Le pari crypto qui fragilise l’empire Trump
Trump Media & Technology Group, la société propriétaire du réseau social Truth Social, a annoncé des pertes massives cette semaine. Mais contrairement à ce que son nom laisse penser, ce n’est pas le réseau social qui est au cœur du problème. C’est la stratégie crypto du groupe.
Truth Social devait devenir le grand rival conservateur de Twitter. Quatre ans après son lancement, la plateforme est surtout devenue le symbole d’une autre transformation : la fusion de plus en plus floue entre politique, spéculation financière et cryptomonnaies.
Cette semaine, Trump Media & Technology Group, maison mère de Truth Social, a annoncé une perte colossale de 406 millions de dollars au premier trimestre 2026. Le chiffre est d’autant plus spectaculaire que l’entreprise n’a généré qu’environ 870 000 dollars de revenus sur la même période. La raison principale n’est pas l’activité du réseau social lui même. Ce sont les cryptomonnaies.
Depuis fin 2025, Trump Media a massivement investi dans le bitcoin et d’autres actifs numériques dans une stratégie inspirée des entreprises devenues quasi fonds spéculatifs crypto. Le groupe détenait encore récemment plus de 2,5 milliards de dollars d’actifs numériques. Mais la chute du marché a provoqué des pertes comptables gigantesques. Le plus fascinant est que Truth Social semble désormais presque secondaire dans l’entreprise qui porte pourtant son nom.
À l’origine, la plateforme avait été créée après l’exclusion de Donald Trump de Twitter et Facebook à la suite de l’assaut du Capitole du 6 janvier 2021. Le projet se présentait comme une alternative défendant la “liberté d’expression”. Mais malgré une forte visibilité médiatique, Truth Social n’a jamais réussi à atteindre une audience comparable aux grands réseaux sociaux américains. Les estimations évoquent environ 6 millions d’utilisateurs actifs mensuels, très loin de X, TikTok ou Facebook. Le paradoxe est donc saisissant : l’entreprise vaut encore environ 2,5 milliards de dollars en Bourse alors que son activité réelle reste minuscule.
Cette déconnexion rappelle les grandes heures des “meme stocks”, ces actions dont la valeur dépend davantage d’une communauté émotionnelle et politique que de fondamentaux économiques.

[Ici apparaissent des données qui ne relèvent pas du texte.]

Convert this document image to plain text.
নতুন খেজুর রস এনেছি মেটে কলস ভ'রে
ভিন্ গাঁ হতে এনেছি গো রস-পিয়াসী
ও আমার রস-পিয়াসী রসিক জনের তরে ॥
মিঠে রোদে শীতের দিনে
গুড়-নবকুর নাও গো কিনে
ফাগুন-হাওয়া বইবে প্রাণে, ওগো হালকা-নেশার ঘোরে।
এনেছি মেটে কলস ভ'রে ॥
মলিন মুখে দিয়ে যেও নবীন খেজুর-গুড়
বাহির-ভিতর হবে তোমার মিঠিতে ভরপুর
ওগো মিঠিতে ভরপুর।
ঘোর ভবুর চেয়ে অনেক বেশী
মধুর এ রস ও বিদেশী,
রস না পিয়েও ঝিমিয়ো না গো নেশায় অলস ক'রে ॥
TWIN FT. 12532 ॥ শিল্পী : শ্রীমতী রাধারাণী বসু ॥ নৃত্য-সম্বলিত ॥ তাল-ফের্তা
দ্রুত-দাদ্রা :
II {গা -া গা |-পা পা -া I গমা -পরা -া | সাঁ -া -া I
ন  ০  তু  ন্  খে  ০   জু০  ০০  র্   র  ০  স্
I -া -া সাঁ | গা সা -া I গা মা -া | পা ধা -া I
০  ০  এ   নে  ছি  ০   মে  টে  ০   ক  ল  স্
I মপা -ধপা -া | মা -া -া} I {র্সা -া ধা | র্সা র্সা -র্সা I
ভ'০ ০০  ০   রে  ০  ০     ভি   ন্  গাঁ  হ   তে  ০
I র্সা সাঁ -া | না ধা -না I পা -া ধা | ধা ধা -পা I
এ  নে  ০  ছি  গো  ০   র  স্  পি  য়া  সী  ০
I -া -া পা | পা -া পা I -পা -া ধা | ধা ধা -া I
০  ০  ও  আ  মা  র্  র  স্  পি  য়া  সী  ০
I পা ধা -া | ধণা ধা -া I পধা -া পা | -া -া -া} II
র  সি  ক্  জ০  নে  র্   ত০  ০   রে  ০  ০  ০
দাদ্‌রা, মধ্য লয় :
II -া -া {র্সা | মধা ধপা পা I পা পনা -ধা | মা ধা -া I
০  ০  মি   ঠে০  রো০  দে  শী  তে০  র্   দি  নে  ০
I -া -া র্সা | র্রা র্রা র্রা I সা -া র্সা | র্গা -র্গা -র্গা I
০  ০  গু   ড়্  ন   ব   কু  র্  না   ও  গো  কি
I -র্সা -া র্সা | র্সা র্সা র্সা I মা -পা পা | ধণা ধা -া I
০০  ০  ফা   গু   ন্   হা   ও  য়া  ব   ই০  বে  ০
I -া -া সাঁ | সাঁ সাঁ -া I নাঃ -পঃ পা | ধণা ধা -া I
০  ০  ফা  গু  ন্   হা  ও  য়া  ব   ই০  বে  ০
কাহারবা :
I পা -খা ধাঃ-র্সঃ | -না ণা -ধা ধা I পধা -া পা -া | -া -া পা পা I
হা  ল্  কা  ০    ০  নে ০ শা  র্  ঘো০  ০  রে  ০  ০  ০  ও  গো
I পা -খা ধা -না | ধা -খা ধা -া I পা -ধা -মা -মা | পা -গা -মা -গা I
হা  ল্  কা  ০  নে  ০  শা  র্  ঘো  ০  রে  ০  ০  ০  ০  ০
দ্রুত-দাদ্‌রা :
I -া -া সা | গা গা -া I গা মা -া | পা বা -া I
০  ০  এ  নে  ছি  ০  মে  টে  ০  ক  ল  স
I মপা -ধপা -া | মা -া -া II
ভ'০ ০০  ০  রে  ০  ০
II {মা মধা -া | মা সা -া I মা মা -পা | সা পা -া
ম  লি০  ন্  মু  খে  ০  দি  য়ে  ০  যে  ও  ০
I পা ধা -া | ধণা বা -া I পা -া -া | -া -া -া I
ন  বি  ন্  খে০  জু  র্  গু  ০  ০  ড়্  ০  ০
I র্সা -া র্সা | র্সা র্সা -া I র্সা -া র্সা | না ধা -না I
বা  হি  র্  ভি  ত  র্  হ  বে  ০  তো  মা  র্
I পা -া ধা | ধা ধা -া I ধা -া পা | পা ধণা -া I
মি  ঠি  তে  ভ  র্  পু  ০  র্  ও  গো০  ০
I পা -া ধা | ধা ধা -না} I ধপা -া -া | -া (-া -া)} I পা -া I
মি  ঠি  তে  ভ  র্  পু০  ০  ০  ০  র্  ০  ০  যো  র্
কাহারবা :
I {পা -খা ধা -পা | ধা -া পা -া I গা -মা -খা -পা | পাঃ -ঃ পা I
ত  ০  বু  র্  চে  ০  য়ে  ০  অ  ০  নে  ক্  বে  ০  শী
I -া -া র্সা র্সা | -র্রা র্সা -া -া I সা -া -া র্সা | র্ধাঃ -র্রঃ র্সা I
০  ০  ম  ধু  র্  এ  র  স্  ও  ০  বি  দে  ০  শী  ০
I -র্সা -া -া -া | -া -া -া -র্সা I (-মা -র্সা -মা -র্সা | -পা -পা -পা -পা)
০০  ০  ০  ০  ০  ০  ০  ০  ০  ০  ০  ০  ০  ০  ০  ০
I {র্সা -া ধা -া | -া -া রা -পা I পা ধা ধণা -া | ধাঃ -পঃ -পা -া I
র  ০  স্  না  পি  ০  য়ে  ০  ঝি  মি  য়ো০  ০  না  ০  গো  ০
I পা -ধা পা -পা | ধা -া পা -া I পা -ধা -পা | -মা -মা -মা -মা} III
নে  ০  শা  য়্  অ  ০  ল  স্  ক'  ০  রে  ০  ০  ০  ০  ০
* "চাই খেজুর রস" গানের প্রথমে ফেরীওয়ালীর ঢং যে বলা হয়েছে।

Le ticker boursier de Trump Media est d’ailleurs “DJT”, les initiales de Donald J. Trump. Tout est pensé comme un prolongement direct de sa marque personnelle.
Mais l’évolution récente montre surtout quelque chose de plus profond : la trumpisation de la finance spéculative. Trump Media ne se contente plus d’exploiter un réseau social. L’entreprise s’est lancée dans les ETF, les cryptomonnaies, les partenariats financiers et même un projet de fusion lié à l’énergie nucléaire de fusion. Le groupe ressemble de moins en moins à une société technologique classique et de plus en plus à un conglomérat spéculatif construit autour du nom Trump.
Cette stratégie pose une question politique autant qu’économique. Donald Trump est aujourd’hui à la fois président des États Unis et principal actionnaire d’une entreprise dont les activités bénéficient directement des politiques favorables aux cryptomonnaies défendues par son administration. Plusieurs analystes américains évoquent désormais des conflits d’intérêts inédits dans l’histoire récente du pays.
Le plus ironique reste peut être le destin de Truth Social lui même. La plateforme était censée contourner les géants technologiques traditionnels. Mais elle finit absorbée par une logique encore plus volatile : celle des marchés crypto. En quelques années, le réseau social est passé du statut de projet politique à celui d’actif financier spéculatif. Et les pertes gigantesques annoncées cette semaine rappellent brutalement une réalité que la Silicon Valley comme Wall Street oublient régulièrement : transformer une communauté politique en machine à cash reste beaucoup plus compliqué que faire monter une action en Bourse.